A Brief History of American Whistleblowing


On 17th January, shortly before leaving office, President Barack Obama commuted the majority of the 35 year prison sentence that Chelsea Manning was given in 2010 after being convicted of leaking classified documents regarding American military activity around the world, many pertaining to action taken in the war in Afghanistan, to Wikileaks. As a result, Manning is set to be released in four months’ time. The leaking of the Afghan war logs was perhaps the most significant act of political whistleblowing in American history, and launched Wikileaks into the public sphere. However, it is not a new phenomenon and so we must look back almost 250 years at some of the landmark cases of political whistleblowing.

One of the first cases of whistleblowing was in 1777, when John Grannis, representing 10 sailors from the Continental Navy, submitted evidence to the Continental Congress that the commander of the Continental Navy, Commodore Esek Hopkins, had tortured British sailors who were being held prisoner.
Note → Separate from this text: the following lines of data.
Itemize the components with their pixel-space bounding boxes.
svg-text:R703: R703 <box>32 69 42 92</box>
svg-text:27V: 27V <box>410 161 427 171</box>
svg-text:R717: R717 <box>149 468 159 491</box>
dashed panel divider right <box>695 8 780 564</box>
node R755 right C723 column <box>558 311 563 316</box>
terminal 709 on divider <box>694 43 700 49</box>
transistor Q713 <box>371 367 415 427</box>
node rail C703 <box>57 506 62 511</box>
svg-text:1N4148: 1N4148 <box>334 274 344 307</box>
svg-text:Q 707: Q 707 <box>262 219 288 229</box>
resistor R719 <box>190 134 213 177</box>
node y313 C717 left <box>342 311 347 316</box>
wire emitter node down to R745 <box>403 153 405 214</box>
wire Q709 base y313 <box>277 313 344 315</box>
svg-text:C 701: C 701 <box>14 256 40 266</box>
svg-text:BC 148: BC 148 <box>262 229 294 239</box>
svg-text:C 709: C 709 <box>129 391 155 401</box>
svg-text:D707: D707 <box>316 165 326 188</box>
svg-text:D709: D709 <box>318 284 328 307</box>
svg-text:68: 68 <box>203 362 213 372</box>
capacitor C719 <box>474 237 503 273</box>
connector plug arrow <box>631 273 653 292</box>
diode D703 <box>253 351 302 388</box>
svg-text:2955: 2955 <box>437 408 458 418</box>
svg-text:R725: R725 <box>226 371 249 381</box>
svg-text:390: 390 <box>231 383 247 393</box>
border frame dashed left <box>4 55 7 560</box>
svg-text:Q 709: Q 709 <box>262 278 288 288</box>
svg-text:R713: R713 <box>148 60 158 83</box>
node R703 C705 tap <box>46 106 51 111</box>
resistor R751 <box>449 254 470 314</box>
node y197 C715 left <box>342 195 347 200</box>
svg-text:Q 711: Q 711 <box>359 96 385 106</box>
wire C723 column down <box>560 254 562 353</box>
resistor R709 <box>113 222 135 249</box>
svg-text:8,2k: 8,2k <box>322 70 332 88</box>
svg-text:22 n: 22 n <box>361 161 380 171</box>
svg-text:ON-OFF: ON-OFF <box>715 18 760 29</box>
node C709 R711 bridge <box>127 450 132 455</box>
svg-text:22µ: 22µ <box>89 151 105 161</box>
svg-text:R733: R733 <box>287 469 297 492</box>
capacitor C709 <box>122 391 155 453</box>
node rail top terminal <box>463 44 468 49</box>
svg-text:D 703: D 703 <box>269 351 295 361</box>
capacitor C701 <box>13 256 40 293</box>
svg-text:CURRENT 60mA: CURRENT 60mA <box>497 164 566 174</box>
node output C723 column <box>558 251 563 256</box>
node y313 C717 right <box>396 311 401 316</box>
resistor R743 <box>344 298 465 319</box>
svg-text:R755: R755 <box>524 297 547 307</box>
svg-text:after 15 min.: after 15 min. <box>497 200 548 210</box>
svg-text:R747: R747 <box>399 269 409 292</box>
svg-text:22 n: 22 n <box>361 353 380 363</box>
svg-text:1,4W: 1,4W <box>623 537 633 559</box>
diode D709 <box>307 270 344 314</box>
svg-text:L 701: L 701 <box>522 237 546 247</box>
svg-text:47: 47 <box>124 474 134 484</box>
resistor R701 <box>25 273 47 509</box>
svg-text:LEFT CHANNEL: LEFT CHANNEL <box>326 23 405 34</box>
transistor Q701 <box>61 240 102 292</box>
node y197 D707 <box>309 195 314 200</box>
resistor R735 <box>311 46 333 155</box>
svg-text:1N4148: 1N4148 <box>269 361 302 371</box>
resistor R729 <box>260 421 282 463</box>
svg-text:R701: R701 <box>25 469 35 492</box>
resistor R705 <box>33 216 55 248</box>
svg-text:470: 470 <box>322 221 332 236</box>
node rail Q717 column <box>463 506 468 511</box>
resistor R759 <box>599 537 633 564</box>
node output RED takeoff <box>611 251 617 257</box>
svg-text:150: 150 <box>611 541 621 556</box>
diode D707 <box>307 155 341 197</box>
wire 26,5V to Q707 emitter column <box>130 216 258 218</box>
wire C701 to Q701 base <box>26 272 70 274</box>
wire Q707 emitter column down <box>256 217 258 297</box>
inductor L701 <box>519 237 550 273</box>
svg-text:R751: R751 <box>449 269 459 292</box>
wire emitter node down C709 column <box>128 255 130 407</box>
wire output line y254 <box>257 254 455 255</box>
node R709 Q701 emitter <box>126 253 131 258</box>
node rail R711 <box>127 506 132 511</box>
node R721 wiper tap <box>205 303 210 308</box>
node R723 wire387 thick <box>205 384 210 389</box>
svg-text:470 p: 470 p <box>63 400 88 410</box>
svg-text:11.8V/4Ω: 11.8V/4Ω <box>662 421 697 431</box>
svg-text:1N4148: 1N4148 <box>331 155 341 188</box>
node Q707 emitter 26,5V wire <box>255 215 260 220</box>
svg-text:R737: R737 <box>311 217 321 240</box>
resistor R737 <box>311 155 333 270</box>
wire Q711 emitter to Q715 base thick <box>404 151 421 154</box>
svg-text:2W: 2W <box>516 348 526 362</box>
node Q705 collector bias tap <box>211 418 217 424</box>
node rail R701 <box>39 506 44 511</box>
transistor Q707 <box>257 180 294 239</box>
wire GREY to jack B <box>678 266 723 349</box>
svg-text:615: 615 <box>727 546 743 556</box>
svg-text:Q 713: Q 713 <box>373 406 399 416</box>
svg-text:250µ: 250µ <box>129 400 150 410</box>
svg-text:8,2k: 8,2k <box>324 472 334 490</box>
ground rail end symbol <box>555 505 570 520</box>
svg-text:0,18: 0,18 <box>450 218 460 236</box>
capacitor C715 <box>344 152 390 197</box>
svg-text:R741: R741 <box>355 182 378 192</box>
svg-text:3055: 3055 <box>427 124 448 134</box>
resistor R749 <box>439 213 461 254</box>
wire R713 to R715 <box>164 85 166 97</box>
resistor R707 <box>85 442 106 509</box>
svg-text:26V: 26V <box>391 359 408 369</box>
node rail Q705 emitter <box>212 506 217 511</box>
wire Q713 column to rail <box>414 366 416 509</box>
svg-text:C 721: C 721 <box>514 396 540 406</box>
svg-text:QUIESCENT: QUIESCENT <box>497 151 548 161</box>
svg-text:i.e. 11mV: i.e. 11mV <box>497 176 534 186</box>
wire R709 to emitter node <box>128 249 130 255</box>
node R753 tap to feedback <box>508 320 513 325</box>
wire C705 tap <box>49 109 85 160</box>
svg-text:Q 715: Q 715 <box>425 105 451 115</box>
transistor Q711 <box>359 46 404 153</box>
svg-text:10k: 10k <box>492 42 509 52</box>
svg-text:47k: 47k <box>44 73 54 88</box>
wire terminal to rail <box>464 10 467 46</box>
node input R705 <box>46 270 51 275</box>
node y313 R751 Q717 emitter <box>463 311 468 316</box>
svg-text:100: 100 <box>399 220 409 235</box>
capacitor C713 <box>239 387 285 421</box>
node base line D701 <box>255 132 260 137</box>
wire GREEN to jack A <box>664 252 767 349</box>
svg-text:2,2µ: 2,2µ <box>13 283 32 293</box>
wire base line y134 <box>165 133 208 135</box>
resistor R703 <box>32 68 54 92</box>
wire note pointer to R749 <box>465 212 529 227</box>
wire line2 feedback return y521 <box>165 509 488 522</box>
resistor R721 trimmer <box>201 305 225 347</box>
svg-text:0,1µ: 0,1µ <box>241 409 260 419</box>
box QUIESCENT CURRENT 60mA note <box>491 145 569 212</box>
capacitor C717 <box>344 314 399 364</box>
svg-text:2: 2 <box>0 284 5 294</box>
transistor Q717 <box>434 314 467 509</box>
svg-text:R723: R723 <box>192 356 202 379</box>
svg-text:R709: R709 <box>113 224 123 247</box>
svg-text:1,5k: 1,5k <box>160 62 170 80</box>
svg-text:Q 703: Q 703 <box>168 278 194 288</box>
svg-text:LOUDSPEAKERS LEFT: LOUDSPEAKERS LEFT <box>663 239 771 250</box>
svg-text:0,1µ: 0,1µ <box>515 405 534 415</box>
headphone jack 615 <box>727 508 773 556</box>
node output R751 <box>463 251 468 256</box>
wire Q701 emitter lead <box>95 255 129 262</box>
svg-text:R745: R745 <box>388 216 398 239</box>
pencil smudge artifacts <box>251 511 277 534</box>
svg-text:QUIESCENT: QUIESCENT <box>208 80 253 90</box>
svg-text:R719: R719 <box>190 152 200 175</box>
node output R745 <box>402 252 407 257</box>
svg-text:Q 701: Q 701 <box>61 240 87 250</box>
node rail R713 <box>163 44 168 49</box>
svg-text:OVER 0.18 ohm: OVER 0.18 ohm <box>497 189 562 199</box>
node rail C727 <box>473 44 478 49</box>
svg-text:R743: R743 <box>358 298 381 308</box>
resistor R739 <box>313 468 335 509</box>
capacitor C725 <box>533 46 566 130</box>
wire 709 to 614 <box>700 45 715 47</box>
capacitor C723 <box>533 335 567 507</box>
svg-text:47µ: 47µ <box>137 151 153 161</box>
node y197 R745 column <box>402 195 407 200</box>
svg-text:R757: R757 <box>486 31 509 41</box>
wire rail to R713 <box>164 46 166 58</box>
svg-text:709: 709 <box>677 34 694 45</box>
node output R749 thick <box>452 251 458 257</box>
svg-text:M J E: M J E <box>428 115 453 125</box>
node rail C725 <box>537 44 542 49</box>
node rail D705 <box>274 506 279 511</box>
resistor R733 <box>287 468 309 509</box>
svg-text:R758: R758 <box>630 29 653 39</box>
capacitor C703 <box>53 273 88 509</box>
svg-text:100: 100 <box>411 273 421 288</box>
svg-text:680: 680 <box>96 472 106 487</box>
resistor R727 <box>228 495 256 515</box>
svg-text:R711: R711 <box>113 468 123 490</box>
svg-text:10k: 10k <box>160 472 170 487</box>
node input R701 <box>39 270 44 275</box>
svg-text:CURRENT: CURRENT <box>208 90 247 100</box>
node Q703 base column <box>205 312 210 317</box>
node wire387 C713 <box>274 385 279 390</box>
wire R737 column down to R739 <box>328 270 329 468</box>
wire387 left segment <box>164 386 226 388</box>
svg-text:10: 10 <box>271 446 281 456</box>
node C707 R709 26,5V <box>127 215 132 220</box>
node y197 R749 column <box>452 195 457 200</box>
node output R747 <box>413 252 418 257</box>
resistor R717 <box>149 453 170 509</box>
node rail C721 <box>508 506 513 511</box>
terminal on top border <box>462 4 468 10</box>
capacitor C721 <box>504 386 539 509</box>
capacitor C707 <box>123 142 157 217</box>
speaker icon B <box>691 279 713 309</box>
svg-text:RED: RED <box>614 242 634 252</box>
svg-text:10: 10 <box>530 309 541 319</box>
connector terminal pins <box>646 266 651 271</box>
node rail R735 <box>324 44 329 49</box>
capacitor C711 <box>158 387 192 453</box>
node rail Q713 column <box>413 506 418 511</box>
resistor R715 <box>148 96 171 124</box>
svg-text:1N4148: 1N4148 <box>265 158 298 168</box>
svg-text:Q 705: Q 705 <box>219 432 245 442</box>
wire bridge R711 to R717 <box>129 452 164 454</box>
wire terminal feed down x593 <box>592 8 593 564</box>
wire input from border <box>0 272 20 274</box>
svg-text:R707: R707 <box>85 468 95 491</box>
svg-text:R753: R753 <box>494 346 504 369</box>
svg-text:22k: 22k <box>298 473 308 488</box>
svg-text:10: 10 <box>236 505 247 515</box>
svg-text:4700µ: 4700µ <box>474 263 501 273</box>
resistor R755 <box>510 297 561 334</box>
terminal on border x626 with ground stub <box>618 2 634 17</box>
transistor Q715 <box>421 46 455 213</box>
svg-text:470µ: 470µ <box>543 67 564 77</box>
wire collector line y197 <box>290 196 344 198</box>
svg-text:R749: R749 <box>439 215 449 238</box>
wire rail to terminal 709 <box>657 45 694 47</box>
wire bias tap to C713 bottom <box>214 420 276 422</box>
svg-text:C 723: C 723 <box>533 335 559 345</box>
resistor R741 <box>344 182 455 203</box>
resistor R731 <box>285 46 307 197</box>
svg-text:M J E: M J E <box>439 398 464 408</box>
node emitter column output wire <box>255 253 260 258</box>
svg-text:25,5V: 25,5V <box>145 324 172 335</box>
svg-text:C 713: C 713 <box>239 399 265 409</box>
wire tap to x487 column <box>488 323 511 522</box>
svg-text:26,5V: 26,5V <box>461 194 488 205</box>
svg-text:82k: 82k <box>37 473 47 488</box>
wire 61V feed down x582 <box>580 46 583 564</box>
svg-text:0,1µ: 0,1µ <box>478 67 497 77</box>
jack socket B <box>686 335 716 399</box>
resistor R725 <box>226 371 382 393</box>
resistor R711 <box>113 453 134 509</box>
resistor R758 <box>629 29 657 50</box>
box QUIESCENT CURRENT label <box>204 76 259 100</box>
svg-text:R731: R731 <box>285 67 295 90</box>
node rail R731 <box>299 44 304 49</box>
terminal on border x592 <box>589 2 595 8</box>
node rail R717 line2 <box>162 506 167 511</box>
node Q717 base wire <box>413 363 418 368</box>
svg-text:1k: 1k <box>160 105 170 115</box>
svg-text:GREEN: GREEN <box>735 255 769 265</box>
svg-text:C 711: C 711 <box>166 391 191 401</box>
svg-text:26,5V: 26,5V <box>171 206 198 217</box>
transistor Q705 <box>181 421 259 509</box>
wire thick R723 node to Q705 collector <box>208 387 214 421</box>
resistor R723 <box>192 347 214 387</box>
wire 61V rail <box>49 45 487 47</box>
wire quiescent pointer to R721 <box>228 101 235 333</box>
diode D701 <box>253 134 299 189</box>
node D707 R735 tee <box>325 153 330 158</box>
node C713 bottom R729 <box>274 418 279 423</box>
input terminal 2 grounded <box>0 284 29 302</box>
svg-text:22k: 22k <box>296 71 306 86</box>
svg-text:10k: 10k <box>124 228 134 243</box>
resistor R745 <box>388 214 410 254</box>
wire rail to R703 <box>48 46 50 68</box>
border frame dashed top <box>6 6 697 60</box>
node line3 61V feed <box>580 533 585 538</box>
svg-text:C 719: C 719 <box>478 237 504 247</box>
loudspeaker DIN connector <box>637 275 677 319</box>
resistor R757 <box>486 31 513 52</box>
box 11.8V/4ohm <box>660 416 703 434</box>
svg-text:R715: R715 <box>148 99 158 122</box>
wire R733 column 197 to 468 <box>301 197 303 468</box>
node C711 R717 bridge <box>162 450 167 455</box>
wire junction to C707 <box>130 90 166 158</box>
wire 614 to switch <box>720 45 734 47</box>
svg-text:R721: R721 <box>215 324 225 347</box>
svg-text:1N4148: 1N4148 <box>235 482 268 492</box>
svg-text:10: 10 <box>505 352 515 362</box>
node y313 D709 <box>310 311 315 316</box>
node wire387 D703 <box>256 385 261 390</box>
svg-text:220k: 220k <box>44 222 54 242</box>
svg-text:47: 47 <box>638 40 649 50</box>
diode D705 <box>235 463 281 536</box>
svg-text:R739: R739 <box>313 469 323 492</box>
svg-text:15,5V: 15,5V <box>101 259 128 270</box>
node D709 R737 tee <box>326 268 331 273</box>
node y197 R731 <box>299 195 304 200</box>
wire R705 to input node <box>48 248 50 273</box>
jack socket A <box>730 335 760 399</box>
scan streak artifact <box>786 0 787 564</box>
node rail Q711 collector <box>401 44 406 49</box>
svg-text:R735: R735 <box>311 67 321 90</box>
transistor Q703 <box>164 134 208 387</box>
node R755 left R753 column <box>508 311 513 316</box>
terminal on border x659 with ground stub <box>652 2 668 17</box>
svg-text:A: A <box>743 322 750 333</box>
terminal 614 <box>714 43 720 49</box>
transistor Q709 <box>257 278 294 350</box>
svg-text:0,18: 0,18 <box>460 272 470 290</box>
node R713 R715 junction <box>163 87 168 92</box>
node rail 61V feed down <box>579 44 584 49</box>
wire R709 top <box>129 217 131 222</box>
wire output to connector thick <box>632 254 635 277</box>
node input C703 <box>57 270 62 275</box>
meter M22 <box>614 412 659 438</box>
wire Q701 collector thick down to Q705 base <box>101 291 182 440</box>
Congress suspended Hopkins, but Hopkins retaliated by suing the sailors for libel in Rhode Island and two sailors who were living in Rhode Island at the time, Samuel Shaw and Richard Marvin, were jailed. In response to this, Congress passed a law to protect whistle blowers from such violations – “That it is the duty of all persons in the service of the United States, as well as all other inhabitants thereof, to give the earliest information to Congress or any other proper authority of any misconduct, frauds or misdemeanors committed by any officers or persons in the service of these states, which may come to their knowledge” – and also gave the imprisoned sailors financial support in order to allow them to mount a legal defence, which was successful in releasing them from jail.

The attitude of the Continental Congress was that people should speak out about individual or institutional abuse of power so that the Thirteen Colonies, and the newly formed United States, would be held accountable for their actions. By offering both public and financial support to whistleblowers, they ensured that people would not be afraid to, or have anything to lose by, calling out the wrongdoings of the individuals or institutions they work for and within. In more modern times, government and its associated agencies have undermined this principle with the notion of ‘classified information’ and ‘national security’. Whistleblowers such as Daniel Ellsberg, Chelsea Manning and Edward Snowden have all fallen foul of the American government for actions which the Continental Congress, the first legal delegation made up of individuals from the Thirteen Colonies, would have praised and supported.

Daniel Ellsberg was a military analyst in the 50s and 60s who in 1971 leaked a top secret report, known as the Pentagon Papers, which revealed America’s involvement in the South Korean coup of 1963, their secret military escalation of the war in the surrounding countries of Laos and Cambodia (as well as illegal attacks on villages and towns in North Vietnam) and a knowledge that with the levels of resources being committed to the war, victory for America was unlikely. Nixon’s government went after both Ellsberg and the New York Times, who published the report, but their case against the former was thrown out due to unlawful gathering of evidence and government misconduct – individuals working for Nixon broke into the office of Ellsberg’s psychiatrist and stole his psychological records in an attempt to discredit him – and, despite a brief halt in publishing ordered by a court of appeals, the Supreme Court ruled in favour of the New York Times, allowing them to print the classified information obtained through Ellsberg. This ruling is one of the modern foundations on which freedom of the press rests, a freedom which has been instrumental for the likes of Wikileaks and The Guardian to publish information given to them by whistleblowers such as Chelsea Manning and Edward Snowden.

Snowden is undoubtedly the most famous political whistleblower in American history, after leaking classified information gathered at the NSA, where he had worked since 2009, on the massive surveillance systems which the intelligence organisation used to spy on the private communications of ordinary people all around the world. Snowden is currently stranded in Russia after being found guilty of theft of government property and violation of the Espionage Act.

The second charge is particularly problematic as it states that “whoever knowingly and wilfully communicates, furnishes, transmits, or otherwise makes available to an unauthorised person, or publishes, or uses in any manner prejudicial to the safety or interest of the United States or for the benefit of any foreign government or trans-national threat to the detriment of the United States any classified information…” The law is so watertight with regards to its ability to find the likes of Manning and Snowden guilty that the latter’s legal representative, Jesselyn Radack, argued that “the Espionage Act effectively hinders a person from defending [themselves] before a jury in an open court, as past examples show.” It also threatens the first amendment rights of media publications to publish information with the government infringing their ability to do so. The change in attitude from that of the Continental Congress and the legal foundations on which the United States was created is truly remarkable, and deeply worrying.